Thiegs said there are three areas within people’s control where they can take action today: Spending, saving and investing.
Budgeting can seem overwhelming to some, he said.
“Let’s face it, most people don’t love budgeting,” Thiegs said.
When Thiegs thinks about tackling a budget, he said a Lao Tzu proverb comes to mind: “The journey of a thousand miles begins with a single step.” This timeless wisdom highlights that even the most difficult projects require a small, manageable first effort.
Rather than working through a detailed, line-by-line budget, Thiegs suggested easing into it with awareness. Take a look at paystubs, bank and credit card statements to get a ballpark figure of what’s coming in and what’s going out. Once you have a general awareness of your cash flow, start layering in the categories of spending, such as rent, food and utilities.

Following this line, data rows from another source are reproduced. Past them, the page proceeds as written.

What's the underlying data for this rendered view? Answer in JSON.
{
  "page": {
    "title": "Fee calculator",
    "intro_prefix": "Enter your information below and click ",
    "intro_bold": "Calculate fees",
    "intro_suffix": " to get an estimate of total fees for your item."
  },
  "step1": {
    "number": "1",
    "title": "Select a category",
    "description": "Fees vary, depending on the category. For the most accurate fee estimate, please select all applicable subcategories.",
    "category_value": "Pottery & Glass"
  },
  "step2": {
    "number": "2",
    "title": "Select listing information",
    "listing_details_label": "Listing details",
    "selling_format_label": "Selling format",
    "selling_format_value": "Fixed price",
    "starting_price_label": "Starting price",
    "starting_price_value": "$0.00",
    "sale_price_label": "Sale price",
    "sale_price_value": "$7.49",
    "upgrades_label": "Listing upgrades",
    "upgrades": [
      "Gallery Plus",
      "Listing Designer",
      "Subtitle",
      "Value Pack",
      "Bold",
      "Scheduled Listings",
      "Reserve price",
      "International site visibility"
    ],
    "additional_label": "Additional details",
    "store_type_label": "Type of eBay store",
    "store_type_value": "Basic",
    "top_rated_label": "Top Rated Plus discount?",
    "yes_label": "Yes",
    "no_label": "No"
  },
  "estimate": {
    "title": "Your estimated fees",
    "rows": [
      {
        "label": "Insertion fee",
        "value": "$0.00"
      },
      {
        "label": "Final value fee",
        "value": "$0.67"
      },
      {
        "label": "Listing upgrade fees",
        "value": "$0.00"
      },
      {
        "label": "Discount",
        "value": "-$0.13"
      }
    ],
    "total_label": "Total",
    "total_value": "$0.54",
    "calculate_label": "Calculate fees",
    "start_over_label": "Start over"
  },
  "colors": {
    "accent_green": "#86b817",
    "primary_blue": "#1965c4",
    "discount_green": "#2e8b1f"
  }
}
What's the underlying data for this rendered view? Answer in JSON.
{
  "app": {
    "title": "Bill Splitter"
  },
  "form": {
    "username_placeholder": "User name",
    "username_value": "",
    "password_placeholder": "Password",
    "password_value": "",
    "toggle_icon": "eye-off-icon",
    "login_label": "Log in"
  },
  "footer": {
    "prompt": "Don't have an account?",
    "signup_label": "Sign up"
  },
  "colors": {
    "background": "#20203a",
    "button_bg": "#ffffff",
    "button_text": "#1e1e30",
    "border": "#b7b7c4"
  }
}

Many banking apps offer budgeting tools, and there are online tools that can help you get started.
Balancing day-to-day bill-paying responsibilities with building a savings habit can be a challenge for some. Like budgeting, Thiegs suggests that people ease into the practice of regular saving.
If you’re saving for a goal – say, a new car – he recommends estimating the cost of that item and then dividing that figure by the number of months you have to save. For example, if you want to make a $6,000 downpayment in two years, you’d want to save $250 each month to reach that goal. That monthly target becomes a compass.
“Some months you’ll hit it, some months you won’t,” he said. “What matters is knowing whether you’re on track or off. Instead of asking, ‘Will I ever afford this?’ the question becomes, ‘Am I moving closer this month?’ That shift replaces anxiety with agency.”
There are many digital tools that can be helpful, he said, such as banking apps that allow you to set up a recurring transfer from your checking account to your savings account, on paydays for instance.
When it comes to investing for long-term goals like retirement, one of the most powerful advantages Gen Z has is time, Thiegs said. Retirement can feel impossibly distant to someone in their 20s. But distance is exactly what makes it powerful.
“The number of years you allow your money to grow often has more influence than the amount you put into it,” he said.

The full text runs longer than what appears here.